We conclude that the district court did not abuse its discretion when it applied collateral estoppel from the vacated Amos judgment to resolve the liability and punitive damage issues in this case.

D. Fraud and Punitive Damages

Unocal next contends the district court’s punitive damage award based on the fraud claim was erroneous because Oregon requires an award of actual damages to support an award of punitive damages and the jury did not award the plaintiffs any actual damages on their fraud claim. We reject Unocal’s argument because the jury in this case did award economic damages to each of the plaintiffs. This award supports the district court’s punitive damage award.

E. Due Process and Punitive Damages

Unocal argues the award of punitive damages violated due process because the Amos judgment and the judgment in this case imposed successive awards of punitive damages on Unocal, punishing it twice for the same conduct.

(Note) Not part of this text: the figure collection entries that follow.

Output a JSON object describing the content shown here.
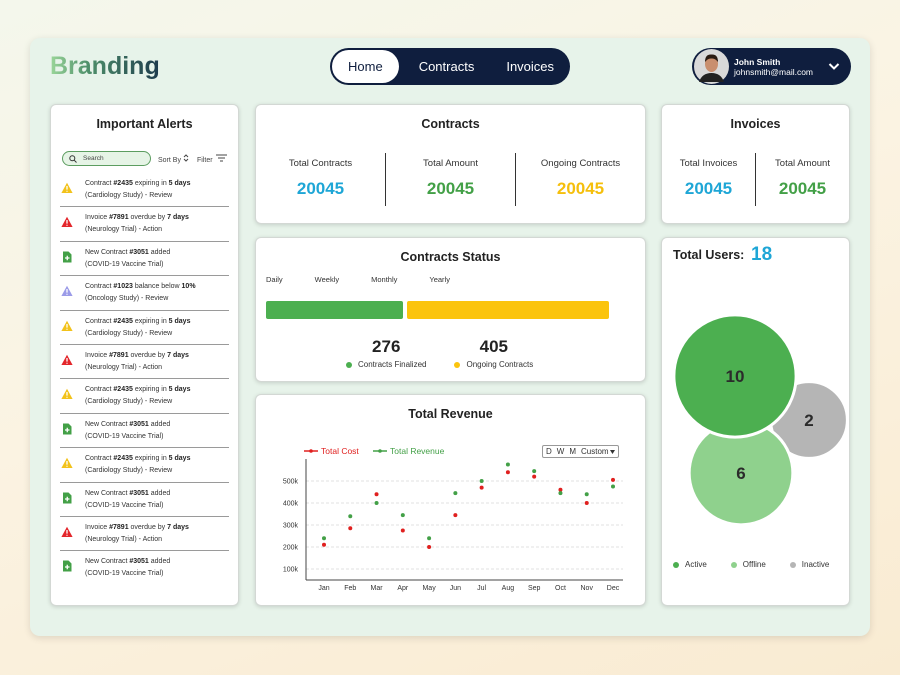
{
  "header": {
    "brand": "Branding",
    "nav": [
      "Home",
      "Contracts",
      "Invoices"
    ],
    "active_nav": 0,
    "user": {
      "name": "John Smith",
      "email": "johnsmith@mail.com"
    }
  },
  "alerts": {
    "title": "Important Alerts",
    "search": "Search",
    "sort": "Sort By",
    "filter": "Filter",
    "items": [
      {
        "kind": "warning",
        "parts": [
          "Contract ",
          "#2435",
          " expiring in ",
          "5 days"
        ],
        "detail": "(Cardiology Study) - Review"
      },
      {
        "kind": "error",
        "parts": [
          "Invoice ",
          "#7891",
          " overdue by ",
          "7 days"
        ],
        "detail": "(Neurology Trial) - Action"
      },
      {
        "kind": "doc",
        "parts": [
          "New Contract ",
          "#3051",
          " added"
        ],
        "detail": "(COVID-19 Vaccine Trial)"
      },
      {
        "kind": "info",
        "parts": [
          "Contract ",
          "#1023",
          " balance below ",
          "10%"
        ],
        "detail": "(Oncology Study) - Review"
      },
      {
        "kind": "warning",
        "parts": [
          "Contract ",
          "#2435",
          " expiring in ",
          "5 days"
        ],
        "detail": "(Cardiology Study) - Review"
      },
      {
        "kind": "error",
        "parts": [
          "Invoice ",
          "#7891",
          " overdue by ",
          "7 days"
        ],
        "detail": "(Neurology Trial) - Action"
      },
      {
        "kind": "warning",
        "parts": [
          "Contract ",
          "#2435",
          " expiring in ",
          "5 days"
        ],
        "detail": "(Cardiology Study) - Review"
      },
      {
        "kind": "doc",
        "parts": [
          "New Contract ",
          "#3051",
          " added"
        ],
        "detail": "(COVID-19 Vaccine Trial)"
      },
      {
        "kind": "warning",
        "parts": [
          "Contract ",
          "#2435",
          " expiring in ",
          "5 days"
        ],
        "detail": "(Cardiology Study) - Review"
      },
      {
        "kind": "doc",
        "parts": [
          "New Contract ",
          "#3051",
          " added"
        ],
        "detail": "(COVID-19 Vaccine Trial)"
      },
      {
        "kind": "error",
        "parts": [
          "Invoice ",
          "#7891",
          " overdue by ",
          "7 days"
        ],
        "detail": "(Neurology Trial) - Action"
      },
      {
        "kind": "doc",
        "parts": [
          "New Contract ",
          "#3051",
          " added"
        ],
        "detail": "(COVID-19 Vaccine Trial)"
      }
    ]
  },
  "contracts": {
    "title": "Contracts",
    "stats": [
      {
        "label": "Total Contracts",
        "value": 20045,
        "color": "#1ea6d6"
      },
      {
        "label": "Total Amount",
        "value": 20045,
        "color": "#43a047"
      },
      {
        "label": "Ongoing Contracts",
        "value": 20045,
        "color": "#f5bf0c"
      }
    ]
  },
  "invoices": {
    "title": "Invoices",
    "stats": [
      {
        "label": "Total Invoices",
        "value": 20045,
        "color": "#1ea6d6"
      },
      {
        "label": "Total Amount",
        "value": 20045,
        "color": "#43a047"
      }
    ]
  },
  "contracts_status": {
    "title": "Contracts Status",
    "periods": [
      "Daily",
      "Weekly",
      "Monthly",
      "Yearly"
    ],
    "segments": [
      {
        "name": "Contracts Finalized",
        "value": 276,
        "color": "#4caf50"
      },
      {
        "name": "Ongoing Contracts",
        "value": 405,
        "color": "#fbc40d"
      }
    ]
  },
  "users": {
    "title": "Total Users:",
    "total": 18,
    "segments": [
      {
        "name": "Active",
        "value": 10,
        "color": "#4caf50"
      },
      {
        "name": "Offline",
        "value": 6,
        "color": "#8fd18d"
      },
      {
        "name": "Inactive",
        "value": 2,
        "color": "#b5b5b5"
      }
    ]
  },
  "chart_data": {
    "type": "line",
    "title": "Total Revenue",
    "range_buttons": [
      "D",
      "W",
      "M",
      "Custom"
    ],
    "categories": [
      "Jan",
      "Feb",
      "Mar",
      "Apr",
      "May",
      "Jun",
      "Jul",
      "Aug",
      "Sep",
      "Oct",
      "Nov",
      "Dec"
    ],
    "series": [
      {
        "name": "Total Cost",
        "color": "#e0201f",
        "values": [
          210000,
          285000,
          440000,
          275000,
          200000,
          345000,
          470000,
          540000,
          520000,
          460000,
          400000,
          505000
        ]
      },
      {
        "name": "Total Revenue",
        "color": "#43a047",
        "values": [
          240000,
          340000,
          400000,
          345000,
          240000,
          445000,
          500000,
          575000,
          545000,
          445000,
          440000,
          475000
        ]
      }
    ],
    "ylim": [
      50000,
      600000
    ],
    "yticks": [
      {
        "value": 100000,
        "label": "100k"
      },
      {
        "value": 200000,
        "label": "200k"
      },
      {
        "value": 300000,
        "label": "300k"
      },
      {
        "value": 400000,
        "label": "400k"
      },
      {
        "value": 500000,
        "label": "500k"
      }
    ],
    "grid": true
  }
}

We reject this argument. It proceeds from a false premise. Although a jury awarded punitive damages in the Amos case, the judgment in that case was appealed and the case was settled. Whether the settlement included the payment of any punitive damages is a matter of conjecture. The only punitive damage sum for which Unocal is liable according to the record before us is the punitive damage award in this case.

CONCLUSION

We affirm the district court’s determination that offensive collateral estoppel was available for application in the present case based upon the vacated Amos judgment. We also affirm the district court’s application of collateral estoppel to establish Unocal’s liability and to fix the amount of punitive damages.

AFFIRMED.

. In its brief in support of vacatur, Unocal indicated its concern with Chemetron Corp. v. Business Funds, Inc., 682 F.2d 1149 (5th Cir.1982), vacated and remanded on other grounds, 460 U.S. 1007, 103 S.Ct. 1245, 75 L.Ed.2d 476 (1983), and with the possible preclusive effect of the Amos judgment if vacated. In Chemetron, the Fifth Circuit held that issue preclusion based on facts found in an earlier case could apply in a subsequent case even though the trial court's written findings of fact in the earlier case had been withdrawn as a condition of settlement prior to entry of judgment. Id. at 1187-92. Neither party, however, called Judge Panner's attention to Ringsby, nor suggested a condition of their settlement was that the court determine the judgment would not have preclusive effect.

. Offensive collateral estoppel arises when "the plaintiff seeks to foreclose the defendant from litigating an issue the defendant has previously litigated unsuccessfully in an action with another party.” Parklane Hosiery, 439 U.S. 322, 326 n. 4, 99 S.Ct. 645, 649 n. 4, 58 L.Ed.2d 552 (1979).